The news that Hope College TRIO Upward Bound had again received federal funding — continuing a streak unbroken since the program began in 1968 — was definitely welcome, but when the news arrived the staff was especially focused on final preparations for the program’s soon-to-begin summer session (June 19 – July 28).
Hope College TRIO Upward Bound seeks to generate the skills and motivation necessary for success in education beyond high school among students from low-income and first-generation families who have the potential to pursue a college education but may lack adequate preparation or support. The new grant from the U.S. Department of Education, which totals $378,121, goes into effect starting June 1, 2018, and will provide support through May 2023.
This summer’s theme is the “The Land of TRIO: The UB Way,” based on the yellow brick road the characters travel in the Wizard of Oz. It emphasizes helping students with their journey whether smooth or rough.
“Your road to success is going to be paved with both failures and successes, and Upward Bound’s goal is to provide you with the tools to cope with both, and to prepare for success in college,” said Elizabeth Colburn, director of Hope College Upward Bound.
Beyond the roadway metaphor, Colburn sees in the familiar Oz story a mirror in the central characters’ growth. Students will start out with varying degrees of confidence, but across their travels and by working together they learn to overcome obstacles and develop and demonstrate the abilities that help them reach their goals.
“In reality the characters in Oz had what they needed all along,” Colburn said. “They just didn’t think that they did. Our students have what they need, too. They just need to develop it and believe in it.”
The program enrolls 90 students each year from the Holland, West Ottawa and Fennville school districts. Since it began, more than 2,000 students have participated. The program’s success rate in enrolling students in post-secondary institutions averages between 85 and 90 percent. On average, 81 percent of the students who entered post-secondary institutions in the last five years are still enrolled or have graduated.
While the focus of Upward Bound is on academic advising and support, the program also continually offers personal and career advising as well as involvement in cultural and recreational activities.

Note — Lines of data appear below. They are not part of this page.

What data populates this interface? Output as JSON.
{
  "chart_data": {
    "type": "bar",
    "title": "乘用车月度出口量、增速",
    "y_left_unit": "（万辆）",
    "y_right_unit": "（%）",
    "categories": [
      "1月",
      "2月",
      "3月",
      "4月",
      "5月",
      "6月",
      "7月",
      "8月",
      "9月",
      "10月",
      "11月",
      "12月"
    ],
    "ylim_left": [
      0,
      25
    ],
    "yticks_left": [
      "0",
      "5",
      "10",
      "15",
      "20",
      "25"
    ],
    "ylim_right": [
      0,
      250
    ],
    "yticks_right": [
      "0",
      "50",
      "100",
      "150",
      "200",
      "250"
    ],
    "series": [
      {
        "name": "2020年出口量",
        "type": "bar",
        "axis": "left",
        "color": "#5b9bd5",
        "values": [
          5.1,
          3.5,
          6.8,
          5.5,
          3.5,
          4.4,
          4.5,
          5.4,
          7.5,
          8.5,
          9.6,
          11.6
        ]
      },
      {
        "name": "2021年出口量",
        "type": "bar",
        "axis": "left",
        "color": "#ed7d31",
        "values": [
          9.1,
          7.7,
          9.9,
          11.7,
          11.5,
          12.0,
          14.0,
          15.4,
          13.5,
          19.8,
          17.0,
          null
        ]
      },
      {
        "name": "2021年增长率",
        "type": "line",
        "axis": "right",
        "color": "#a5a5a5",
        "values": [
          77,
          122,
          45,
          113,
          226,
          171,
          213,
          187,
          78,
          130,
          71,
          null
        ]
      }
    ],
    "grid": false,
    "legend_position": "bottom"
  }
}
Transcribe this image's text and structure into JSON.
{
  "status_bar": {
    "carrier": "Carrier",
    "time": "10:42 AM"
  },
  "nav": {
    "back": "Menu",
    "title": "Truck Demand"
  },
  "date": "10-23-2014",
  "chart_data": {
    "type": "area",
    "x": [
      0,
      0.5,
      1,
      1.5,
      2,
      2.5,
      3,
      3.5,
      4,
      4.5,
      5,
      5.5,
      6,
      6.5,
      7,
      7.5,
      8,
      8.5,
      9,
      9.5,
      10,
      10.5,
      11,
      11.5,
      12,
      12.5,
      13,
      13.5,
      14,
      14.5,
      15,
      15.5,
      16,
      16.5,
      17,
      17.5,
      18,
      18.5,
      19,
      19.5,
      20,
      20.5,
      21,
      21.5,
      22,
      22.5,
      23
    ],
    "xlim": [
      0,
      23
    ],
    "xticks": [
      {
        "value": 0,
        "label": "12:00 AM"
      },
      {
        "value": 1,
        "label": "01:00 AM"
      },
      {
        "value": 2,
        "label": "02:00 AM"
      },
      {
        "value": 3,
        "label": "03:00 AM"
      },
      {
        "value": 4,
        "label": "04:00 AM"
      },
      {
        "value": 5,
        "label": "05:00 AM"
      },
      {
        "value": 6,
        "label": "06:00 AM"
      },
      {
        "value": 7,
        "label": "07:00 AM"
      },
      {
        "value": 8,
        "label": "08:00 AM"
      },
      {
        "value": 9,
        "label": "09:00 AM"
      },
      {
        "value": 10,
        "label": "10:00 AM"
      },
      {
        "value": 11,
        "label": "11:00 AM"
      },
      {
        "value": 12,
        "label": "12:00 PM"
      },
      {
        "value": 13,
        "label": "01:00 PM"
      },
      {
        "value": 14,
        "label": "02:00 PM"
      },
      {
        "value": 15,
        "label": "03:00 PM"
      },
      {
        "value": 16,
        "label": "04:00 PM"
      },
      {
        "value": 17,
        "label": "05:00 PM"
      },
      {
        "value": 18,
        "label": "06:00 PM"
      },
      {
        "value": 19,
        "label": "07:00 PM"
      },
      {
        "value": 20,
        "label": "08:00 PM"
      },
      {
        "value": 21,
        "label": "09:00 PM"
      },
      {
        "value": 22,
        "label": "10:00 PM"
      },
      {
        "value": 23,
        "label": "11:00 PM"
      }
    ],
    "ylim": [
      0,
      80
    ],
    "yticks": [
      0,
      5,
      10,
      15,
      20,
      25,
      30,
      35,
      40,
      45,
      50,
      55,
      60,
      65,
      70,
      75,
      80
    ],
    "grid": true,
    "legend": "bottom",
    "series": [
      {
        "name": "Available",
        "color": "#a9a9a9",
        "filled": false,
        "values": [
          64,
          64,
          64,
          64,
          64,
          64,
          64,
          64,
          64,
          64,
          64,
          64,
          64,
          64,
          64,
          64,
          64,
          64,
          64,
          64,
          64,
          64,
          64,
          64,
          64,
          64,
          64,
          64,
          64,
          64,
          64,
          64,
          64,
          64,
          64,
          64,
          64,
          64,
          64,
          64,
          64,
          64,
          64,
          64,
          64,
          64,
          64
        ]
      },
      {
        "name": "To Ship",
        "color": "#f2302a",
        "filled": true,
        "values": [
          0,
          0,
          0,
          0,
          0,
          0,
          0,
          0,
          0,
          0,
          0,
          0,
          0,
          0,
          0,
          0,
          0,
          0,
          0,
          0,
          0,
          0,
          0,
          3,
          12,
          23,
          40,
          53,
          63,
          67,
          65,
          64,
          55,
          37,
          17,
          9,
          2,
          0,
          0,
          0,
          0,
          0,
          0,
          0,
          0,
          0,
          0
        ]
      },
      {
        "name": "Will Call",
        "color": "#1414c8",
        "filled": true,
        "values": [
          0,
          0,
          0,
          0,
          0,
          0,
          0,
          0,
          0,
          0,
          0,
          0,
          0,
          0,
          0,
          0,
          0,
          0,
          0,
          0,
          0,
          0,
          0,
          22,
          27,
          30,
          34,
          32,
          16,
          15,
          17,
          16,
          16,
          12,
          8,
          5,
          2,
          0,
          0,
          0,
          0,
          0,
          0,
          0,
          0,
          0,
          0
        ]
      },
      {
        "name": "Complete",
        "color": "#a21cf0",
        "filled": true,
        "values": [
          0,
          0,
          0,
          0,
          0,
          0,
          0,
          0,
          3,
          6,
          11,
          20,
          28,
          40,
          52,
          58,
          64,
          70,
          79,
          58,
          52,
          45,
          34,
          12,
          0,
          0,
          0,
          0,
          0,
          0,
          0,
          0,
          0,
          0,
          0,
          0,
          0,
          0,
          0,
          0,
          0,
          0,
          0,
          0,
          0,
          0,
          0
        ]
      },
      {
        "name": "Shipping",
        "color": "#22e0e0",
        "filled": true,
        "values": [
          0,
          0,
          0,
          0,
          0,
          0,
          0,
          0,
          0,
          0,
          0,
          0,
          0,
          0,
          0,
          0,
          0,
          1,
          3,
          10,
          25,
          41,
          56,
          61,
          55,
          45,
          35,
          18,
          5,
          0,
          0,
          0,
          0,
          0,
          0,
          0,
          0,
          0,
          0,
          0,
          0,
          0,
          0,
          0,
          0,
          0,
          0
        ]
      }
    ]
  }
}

Throughout the academic year, students come to Hope a minimum of twice a week to receive help in their high school subjects from Hope College tutors. One Friday or Saturday per month, the students meet for three hours to attend workshops on topics such as goal-setting, decision- making, the college search process, career awareness, financial literacy, and time management. A senior seminar, which meets once a week, helps seniors with the college admission and financial aid process, as well as scholarship research and applications. Several ACT/SAT test preparation workshops are held throughout the year.
The six-week summer residential program on the Hope campus exposes students to the academic and social world of college. Students live in a residence hall, attend classes, work in grade-level teams on project based learning (PBL) that apply what they are learning, and participate in career classes, internships, and college visits. Evenings are set aside for study sessions and social and cultural activities.
In addition to the structured academic and social activities, the Upward Bound students also volunteer for community projects, such as watershed clean-up and visiting with the elderly at senior living facilities. They also provide rest stops for the Holland 100 bike tour each summer in order to raise money for their cultural enrichment and college scholarship funds.
Nationwide, TRIO Upward Bound began as part of President Lyndon B. Johnson’s War on Poverty with the Educational Opportunity Act of 1964.
Hope College TRIO Upward Bound is one of the oldest continuous Upward Bound programs in the country. It has been administered since its inception through Hope, which provides support beyond the federal funding. In addition, 40 to 50 Hope students work with the program throughout the year as tutors, office assistants and van drivers. Hope College TRIO Upward Bound also receives financial support from the Greater Ottawa County United Way.
The Hope program operates as part of a network of programs at the college focused on enhancing young students’ educational attainment. The Children’s After School Achievement (CASA) and Step Up programs provide academic and cultural enrichment for at-risk first- through fifth-grade students and middle-school students respectively.